I also try to be offline (or at least very limited use) from 5:00 - 7:30pm. This is when I want to be as present as possible with the family. Whether making dinner, going for a walk, playing or getting the kids ready for bed, the best thing I can give them is my undivided attention. Usually the phone goes high up on a shelf in a different room where it’s out of sight and not easily accessible.
The best thing you can do is experiment and find what works best for you and your family. You can start by determine what are the most important hours of your day at work, home etc. and limit use during that time. It may be hard at first but I promise it’s worth it!
Prioritizing Intentional Time with God
This may seem pretty obvious especially considering that the Daily Kairos Journal was created for this purpose. However, how many of us are truly intentional in our time with God? Do we have a specific time every day that we give to the Lord? How do we enter into that time with Him?
When and where and how we decide to spend time with God will look different for everyone. For those of us who choose to do so first thing in the morning, here is one rule that will massively impact your quiet time: Don’t grab your phone until after you are done spending time with God.
At one point I struggled with the habit of reaching for my phone to check things before my quiet time. Since all habits either serve you or don’t, I asked myself how this was serving me? It wasn’t at all. In fact, it made it even harder to spend more focused time on the Lord.
For those that prefer online devotions this will be more challenging. I’d encourage you to find a way to either download them and stay in airplane mode, print them or find a physical devotional like My Utmost for His Highest.
Start by performing a little heart check and ask yourself if you have a habit of checking your phone before you get into the Word.
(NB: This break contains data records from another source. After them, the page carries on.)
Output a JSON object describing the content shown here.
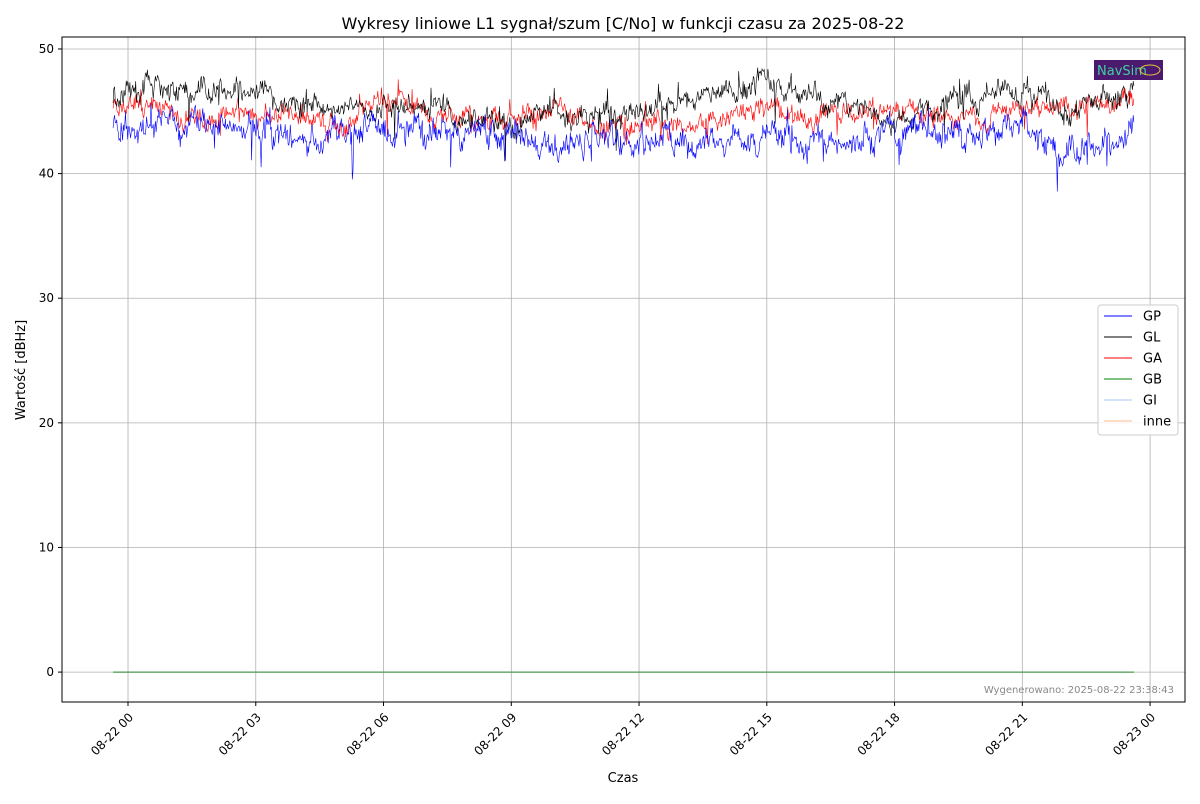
{
  "chart_data": {
    "type": "line",
    "title": "Wykresy liniowe L1 sygnał/szum [C/No] w funkcji czasu za 2025-08-22",
    "xlabel": "Czas",
    "ylabel": "Wartość [dBHz]",
    "xlim_hours_from_2025_08_22_00": [
      -1.55,
      24.82
    ],
    "ylim": [
      -2.4,
      50.96
    ],
    "yticks": [
      0,
      10,
      20,
      30,
      40,
      50
    ],
    "xticks": [
      {
        "hour": 0,
        "label": "08-22 00"
      },
      {
        "hour": 3,
        "label": "08-22 03"
      },
      {
        "hour": 6,
        "label": "08-22 06"
      },
      {
        "hour": 9,
        "label": "08-22 09"
      },
      {
        "hour": 12,
        "label": "08-22 12"
      },
      {
        "hour": 15,
        "label": "08-22 15"
      },
      {
        "hour": 18,
        "label": "08-22 18"
      },
      {
        "hour": 21,
        "label": "08-22 21"
      },
      {
        "hour": 24,
        "label": "08-23 00"
      }
    ],
    "grid": true,
    "legend_position": "center-right",
    "data_start_hour": -0.35,
    "data_end_hour": 23.62,
    "series_note": "hourly approximate mean values at hours 0..24; noise amplitude in dBHz",
    "series": [
      {
        "name": "GP",
        "color": "#0000ff",
        "noise": 1.1,
        "values": [
          43.8,
          44,
          44,
          43.5,
          42.8,
          43,
          43.5,
          43.5,
          43.5,
          43.2,
          42,
          42.3,
          43,
          42.8,
          42.5,
          42.8,
          42.8,
          43,
          43.8,
          43,
          43.5,
          44.5,
          41.5,
          42.5,
          44.5
        ]
      },
      {
        "name": "GL",
        "color": "#000000",
        "noise": 0.9,
        "values": [
          46.2,
          47,
          46.5,
          47,
          45.5,
          45.3,
          45.5,
          45.5,
          44.2,
          44,
          44.8,
          44.5,
          44.8,
          46,
          46.5,
          47.2,
          46,
          45.5,
          44.2,
          45.5,
          46,
          47,
          45,
          46.3,
          46
        ]
      },
      {
        "name": "GA",
        "color": "#ff0000",
        "noise": 0.8,
        "values": [
          45.3,
          45,
          44,
          45,
          44.3,
          44,
          45.8,
          45,
          44.3,
          44,
          44.8,
          43.5,
          44.2,
          43.5,
          44.3,
          45,
          44.5,
          45.3,
          45.5,
          44.5,
          44.2,
          45.5,
          45.2,
          46.3,
          46
        ]
      },
      {
        "name": "GB",
        "color": "#008000",
        "noise": 0,
        "values": [
          0,
          0,
          0,
          0,
          0,
          0,
          0,
          0,
          0,
          0,
          0,
          0,
          0,
          0,
          0,
          0,
          0,
          0,
          0,
          0,
          0,
          0,
          0,
          0,
          0
        ]
      },
      {
        "name": "GI",
        "color": "#a6c8f0",
        "noise": 0,
        "values": [
          0,
          0,
          0,
          0,
          0,
          0,
          0,
          0,
          0,
          0,
          0,
          0,
          0,
          0,
          0,
          0,
          0,
          0,
          0,
          0,
          0,
          0,
          0,
          0,
          0
        ]
      },
      {
        "name": "inne",
        "color": "#ffbb88",
        "noise": 0,
        "values": [
          0,
          0,
          0,
          0,
          0,
          0,
          0,
          0,
          0,
          0,
          0,
          0,
          0,
          0,
          0,
          0,
          0,
          0,
          0,
          0,
          0,
          0,
          0,
          0,
          0
        ]
      }
    ],
    "annotation": "Wygenerowano: 2025-08-22 23:38:43"
  },
  "logo": {
    "text": "NavSim",
    "bg": "#4b1a6e",
    "fg": "#3fd0a0"
  }
}
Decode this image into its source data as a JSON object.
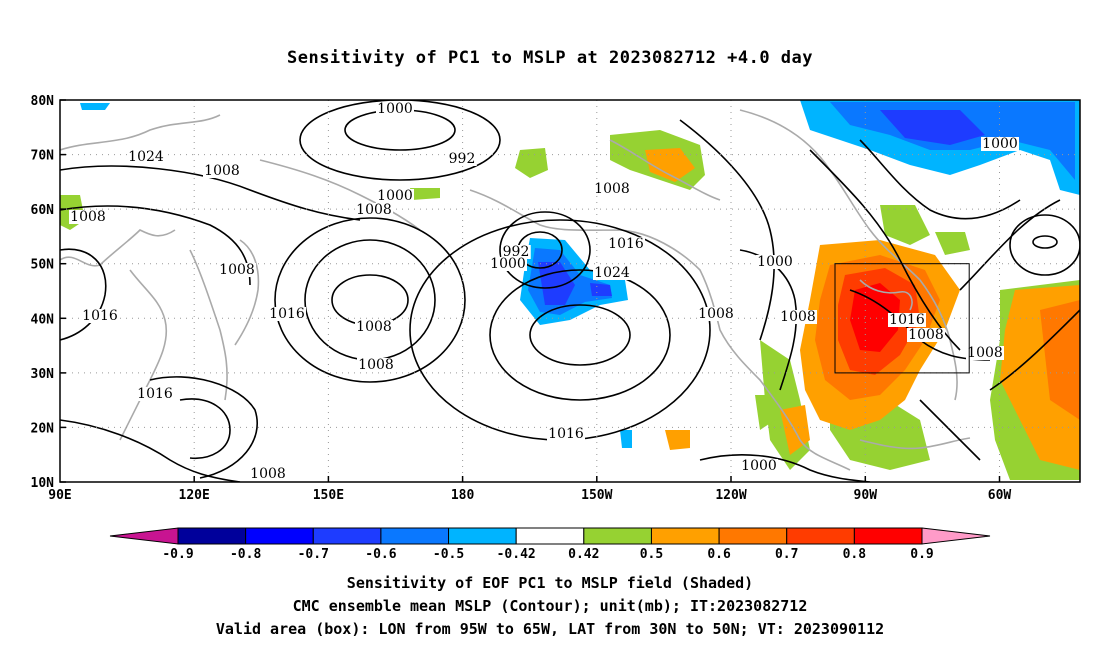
{
  "title": "Sensitivity of PC1 to MSLP at 2023082712 +4.0 day",
  "map": {
    "lat_ticks": [
      "80N",
      "70N",
      "60N",
      "50N",
      "40N",
      "30N",
      "20N",
      "10N"
    ],
    "lon_ticks": [
      "90E",
      "120E",
      "150E",
      "180",
      "150W",
      "120W",
      "90W",
      "60W"
    ],
    "valid_box": {
      "lon": [
        "95W",
        "65W"
      ],
      "lat": [
        "30N",
        "50N"
      ]
    }
  },
  "contour_labels": [
    "1000",
    "992",
    "1024",
    "1008",
    "1008",
    "1016",
    "1000",
    "1008",
    "1008",
    "1016",
    "992",
    "1000",
    "1024",
    "1016",
    "1008",
    "1016",
    "1008",
    "1008",
    "1016",
    "1008",
    "1000",
    "1008",
    "1008",
    "1016",
    "1008",
    "1008",
    "1000",
    "1000"
  ],
  "colorbar": {
    "labels": [
      "-0.9",
      "-0.8",
      "-0.7",
      "-0.6",
      "-0.5",
      "-0.42",
      "0.42",
      "0.5",
      "0.6",
      "0.7",
      "0.8",
      "0.9"
    ],
    "colors": [
      "#c81491",
      "#00009b",
      "#0000ff",
      "#1e3cff",
      "#0a78ff",
      "#00b4ff",
      "#ffffff",
      "#96d232",
      "#ffa000",
      "#ff7800",
      "#ff3c00",
      "#ff0000",
      "#ff9bc8"
    ]
  },
  "captions": {
    "line1": "Sensitivity of EOF PC1 to MSLP field (Shaded)",
    "line2": "CMC ensemble mean MSLP (Contour); unit(mb); IT:2023082712",
    "line3": "Valid area (box): LON from 95W to 65W, LAT from 30N to 50N; VT: 2023090112"
  }
}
If the answer is yes, ask whether or not that habit is serving you. If it’s not, give it a shot for a week. Commit to 5 days of staying off your phone until after your morning time with God. It made a huge difference in my walk and I am confident it will do the same for you!
Practice a Social Media Sabbath
“For in six days the LORD made the heavens and the earth, the sea, and all that is in them, but he rested on the seventh day. Therefore the LORD blessed the Sabbath day and made it holy.” Exodus 20:11
For our family, Sabbath takes place from sundown on Friday to sundown on Saturday. It has become a gift from God that we truly cherish! God really did know we would need that day of rest so whatever day it happens to be for you, I highly encourage you to honor it.
Besides not working, we also decided to include a 24 hour pause on all social media. This means no Instagram, Facebook, Twitter etc. It looks like us giving our thumbs a break and our minds a chance to be present on all that is around us.
There’s a reason why this day has become my favorite day of the week. The 24-hour rest from social media has only made it better. There is less stress, less wasted time, and more time spent praising God and being present with those we encounter.
Interestingly enough, the break from social media on that day often leads to a break from the phone & tv all together. While it may seem daunting to some, I couldn’t recommend it enough. If you’re anything like me you’ll find that a weekly pause of all things social gives your mind a much needed break, lowers your stress levels, and simply allows you to enjoy all of the tiny moments that make life so precious.
The Importance of Stilling Your Mind
If you are someone who has never struggled with being on your phone too much or if you already recognize and do something about it, I applaud you!
However, if you find yourself in an unhealthy relationship with your cellular device, I’d encourage you to try one if not all three tips above for at least a week. If you do, will you leave us a comment & let us know which one you're going to try?
The important piece is determining what works best in regards to creating a healthier daily rhythm of life. Practice, experiment and don’t worry about failing - it’s all part of the process!
At the very least just start. I promise you won’t regret it.